During graduate studies she met H. Richard Leuchtag, to whom she was to be married for 65 years. She encouraged him to study Biophysics while she studied Experimental Psychology, so they could collaborate on common problems. They dedicated their lives to science and to working people. During the 1957 harvest season they picked fruit alongside migrant farm workers, sending reports under pen names George and Marie Coulter to the West Coast weekly, Peoples World. Alice wrote a founding document draft for the United Farm Workers Organizing Committee. She drove a cab in Oakland.
On a visit to revolutionary Cuba, Alice and Richard learned that rural children were given shoes to protect them from parasitic worms. They saw new housing developments, the literacy campaign “Each one teach one” and many other advances. On their return she wrote a letter to President John F. Kennedy reporting her findings, asking for Cuba to be left in peace.
They settled in Alhambra, California, where Alice worked as a social worker and probation attendant. In San Diego their son, Clyde Raymond Leuchtag, was born. Clyde was to become a lawyer and Harris County Judge. Clyde gave Alice and Richard five grandchildren, Jeremy, Joshua, Ilana, Leonel and Rodriga.
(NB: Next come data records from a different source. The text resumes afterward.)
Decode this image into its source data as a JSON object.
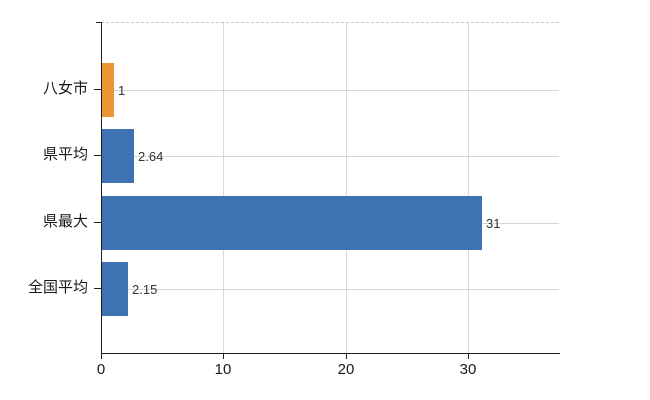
{
  "chart_data": {
    "type": "bar",
    "orientation": "horizontal",
    "title": "",
    "xlabel": "",
    "ylabel": "",
    "categories": [
      "八女市",
      "県平均",
      "県最大",
      "全国平均"
    ],
    "values": [
      1,
      2.64,
      31,
      2.15
    ],
    "value_labels": [
      "1",
      "2.64",
      "31",
      "2.15"
    ],
    "bar_colors": [
      "#ED9533",
      "#3D73B3",
      "#3D73B3",
      "#3D73B3"
    ],
    "x_ticks": [
      0,
      10,
      20,
      30
    ],
    "x_tick_labels": [
      "0",
      "10",
      "20",
      "30"
    ],
    "xlim": [
      0,
      37.4
    ],
    "grid": true,
    "legend": false,
    "colors": {
      "axis": "#222222",
      "grid_vertical": "#d6d9d6",
      "grid_horizontal": "#d2d9d2",
      "plot_top_border": "#c9c9c9",
      "tick_text": "#1a1a1a",
      "value_text": "#333333",
      "background": "#ffffff",
      "orange_bar": "#ED9533",
      "blue_bar": "#3D73B3"
    }
  }
}
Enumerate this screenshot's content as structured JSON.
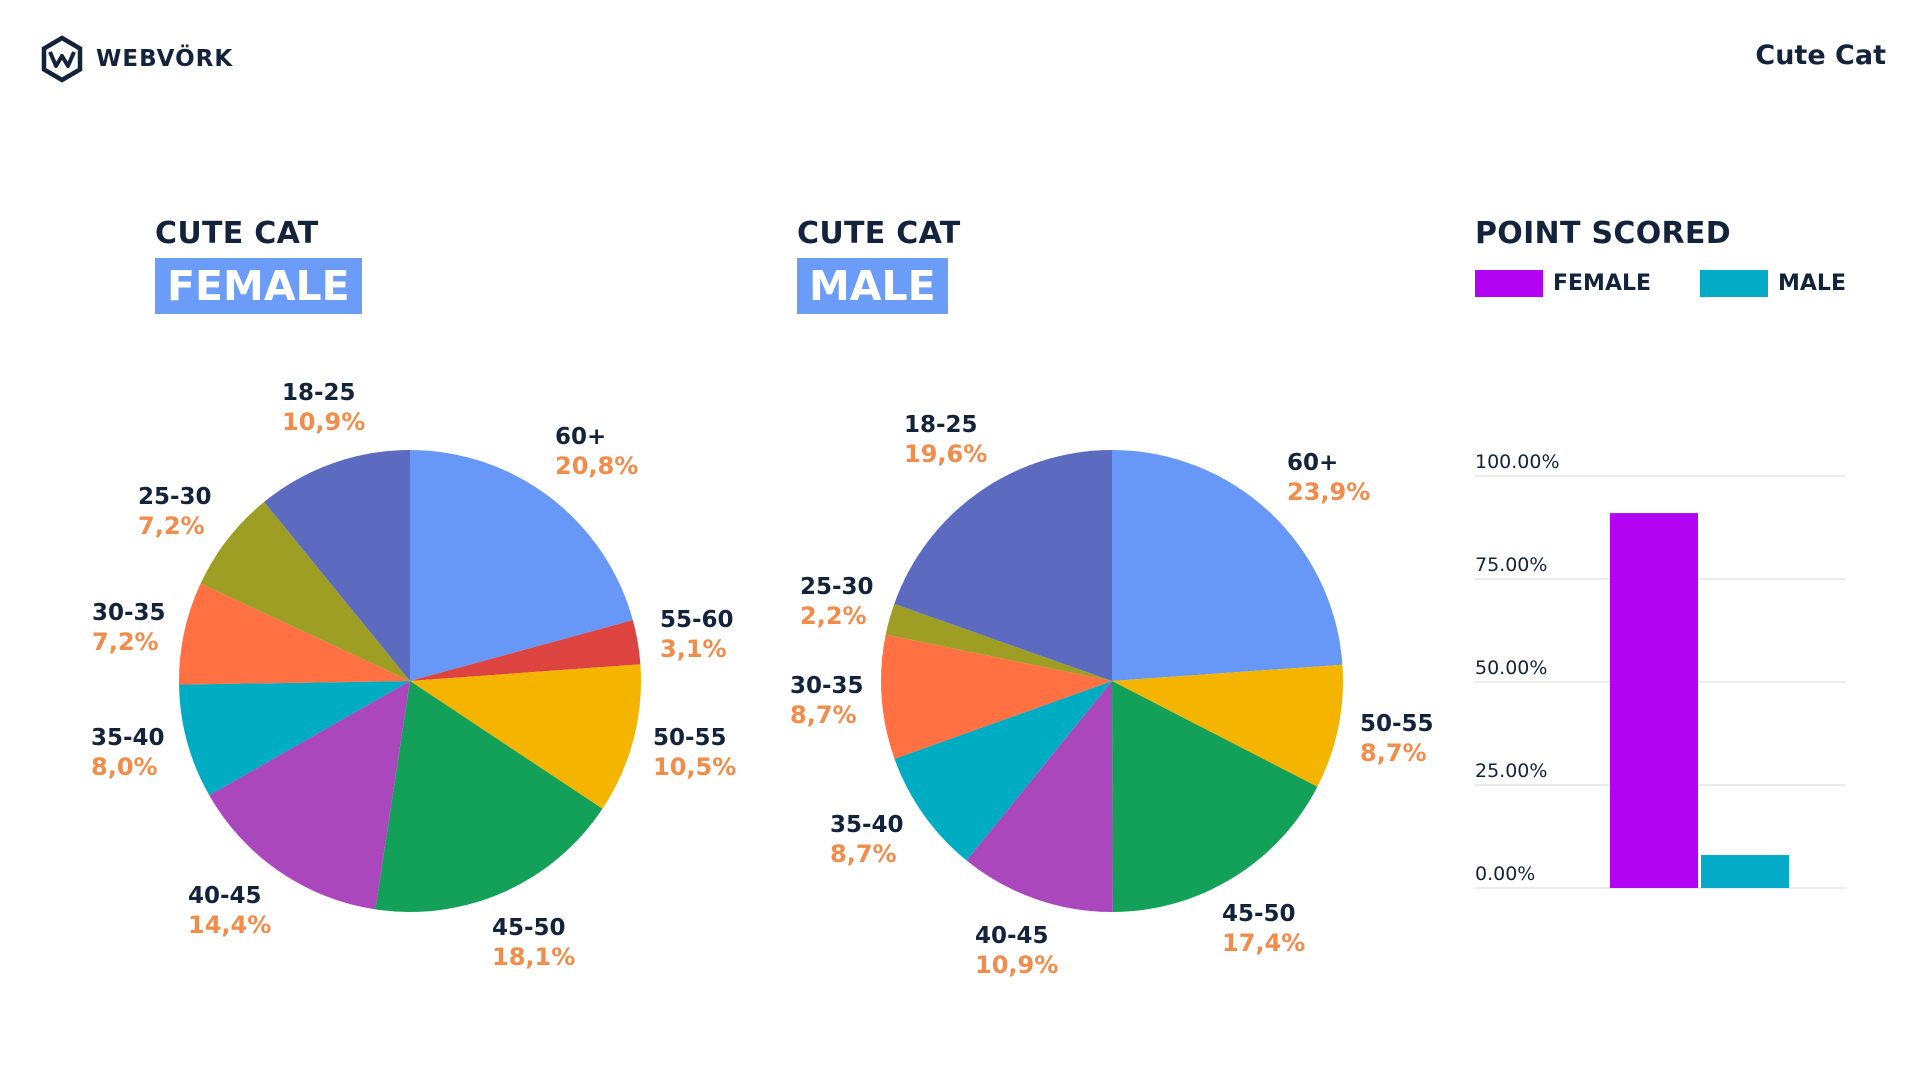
{
  "header": {
    "logo_text": "WEBVÖRK",
    "title": "Cute Cat"
  },
  "colors": {
    "text": "#14233c",
    "pct": "#f28c4b",
    "tag_bg": "#6b9cf7",
    "female": "#b204f2",
    "male": "#04abc7"
  },
  "panels": {
    "female": {
      "label": "CUTE CAT",
      "tag": "FEMALE"
    },
    "male": {
      "label": "CUTE CAT",
      "tag": "MALE"
    },
    "points": {
      "title": "POINT SCORED",
      "legend": [
        {
          "label": "FEMALE",
          "color": "#b204f2"
        },
        {
          "label": "MALE",
          "color": "#04abc7"
        }
      ]
    }
  },
  "chart_data": [
    {
      "type": "pie",
      "title": "FEMALE",
      "slices": [
        {
          "label": "60+",
          "value": 20.8,
          "display": "20,8%",
          "color": "#6898f7"
        },
        {
          "label": "55-60",
          "value": 3.1,
          "display": "3,1%",
          "color": "#dd4440"
        },
        {
          "label": "50-55",
          "value": 10.5,
          "display": "10,5%",
          "color": "#f4b400"
        },
        {
          "label": "45-50",
          "value": 18.1,
          "display": "18,1%",
          "color": "#13a059"
        },
        {
          "label": "40-45",
          "value": 14.4,
          "display": "14,4%",
          "color": "#ab47bc"
        },
        {
          "label": "35-40",
          "value": 8.0,
          "display": "8,0%",
          "color": "#00acc1"
        },
        {
          "label": "30-35",
          "value": 7.2,
          "display": "7,2%",
          "color": "#ff7043"
        },
        {
          "label": "25-30",
          "value": 7.2,
          "display": "7,2%",
          "color": "#9e9d24"
        },
        {
          "label": "18-25",
          "value": 10.9,
          "display": "10,9%",
          "color": "#5c6bc0"
        }
      ]
    },
    {
      "type": "pie",
      "title": "MALE",
      "slices": [
        {
          "label": "60+",
          "value": 23.9,
          "display": "23,9%",
          "color": "#6898f7"
        },
        {
          "label": "50-55",
          "value": 8.7,
          "display": "8,7%",
          "color": "#f4b400"
        },
        {
          "label": "45-50",
          "value": 17.4,
          "display": "17,4%",
          "color": "#13a059"
        },
        {
          "label": "40-45",
          "value": 10.9,
          "display": "10,9%",
          "color": "#ab47bc"
        },
        {
          "label": "35-40",
          "value": 8.7,
          "display": "8,7%",
          "color": "#00acc1"
        },
        {
          "label": "30-35",
          "value": 8.7,
          "display": "8,7%",
          "color": "#ff7043"
        },
        {
          "label": "25-30",
          "value": 2.2,
          "display": "2,2%",
          "color": "#9e9d24"
        },
        {
          "label": "18-25",
          "value": 19.6,
          "display": "19,6%",
          "color": "#5c6bc0"
        }
      ]
    },
    {
      "type": "bar",
      "title": "POINT SCORED",
      "categories": [
        "FEMALE",
        "MALE"
      ],
      "values": [
        91,
        8
      ],
      "colors": [
        "#b204f2",
        "#04abc7"
      ],
      "yticks": [
        "0.00%",
        "25.00%",
        "50.00%",
        "75.00%",
        "100.00%"
      ],
      "ylim": [
        0,
        100
      ],
      "grid": true
    }
  ]
}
Jeremy and Amy’s Jeremy Junior and Joseph became their great-grandchildren.
Alice earned a Master’s degree in Sociology from San Diego State College. In Indianapolis, Alice published a column, “The Bridge,” in the Indianapolis Grassroots. Her work as college instructor, rehabilitation counselor and writer supported the family while Richard completed his doctoral thesis. As a community education specialist in New York, Alice organized activities for diabetics under the slogan, “It’s up to you.”
They moved to Galveston, where she worked at Shriners Burns Hospital. She carried out a research study with Mary Knudson-Cooper on “The stress of a family move as a precipitating factor in children’s burn accidents,” which was published in the Journal of Human Stress. Alice’s writings have also appeared in The Humanist, Z Magazine and Free Inquiry. In Houston, Alice joined Humanists of Houston and became its President. With Bernadine Williams and Lilian Care, she organized Women against Global Trafficking in the early 1990s.
After retiring to the Texas Hill Country, Alice and Richard joined the Unitarian Universalist Fellowship of Kerrville, where Alice became Vice President. She was active in the Bernie Sanders 2016 Presidential campaign and helped organize Hill Country Progressives. Alice gave annual talks on “Women who Changed the World” in March, Women’s History Month. Her last talk, on Eleanor Roosevelt, was presented to the American Association of University Women during Alice’s illness by her friend Shirley Meckley.
Alice played the guitar, singing folk and progressive songs, some of which she wrote herself. In addition to her own Facebook page, she managed a page for the Hill Country Progressives. If you feel moved to do so, please send a contribution to the Rosenberg Fund for Children (www.rfc.org) in her memory.
Alice will be missed by cousin Nicole Zweck Cocuzza and her daughter Christina Zweck, cousins-in-law Ben Sachs and Dan Sachs, H. Richard Leuchtag, Clyde and Cindy Leuchtag, Rodriga Avila, Leo Avila, Jeremy, Amy, Jeremy Jr. and Joseph Leuchtag, Josh Leuchtag, Ilana Elizabeth Leuchtag and Ilana’s fiancé Greg Gardner, Carla Chaney Tipps, Penny McLanahan Leuchtag, Vladimir Bystrov, Unitarian Universalist Fellowship members, and many other friends.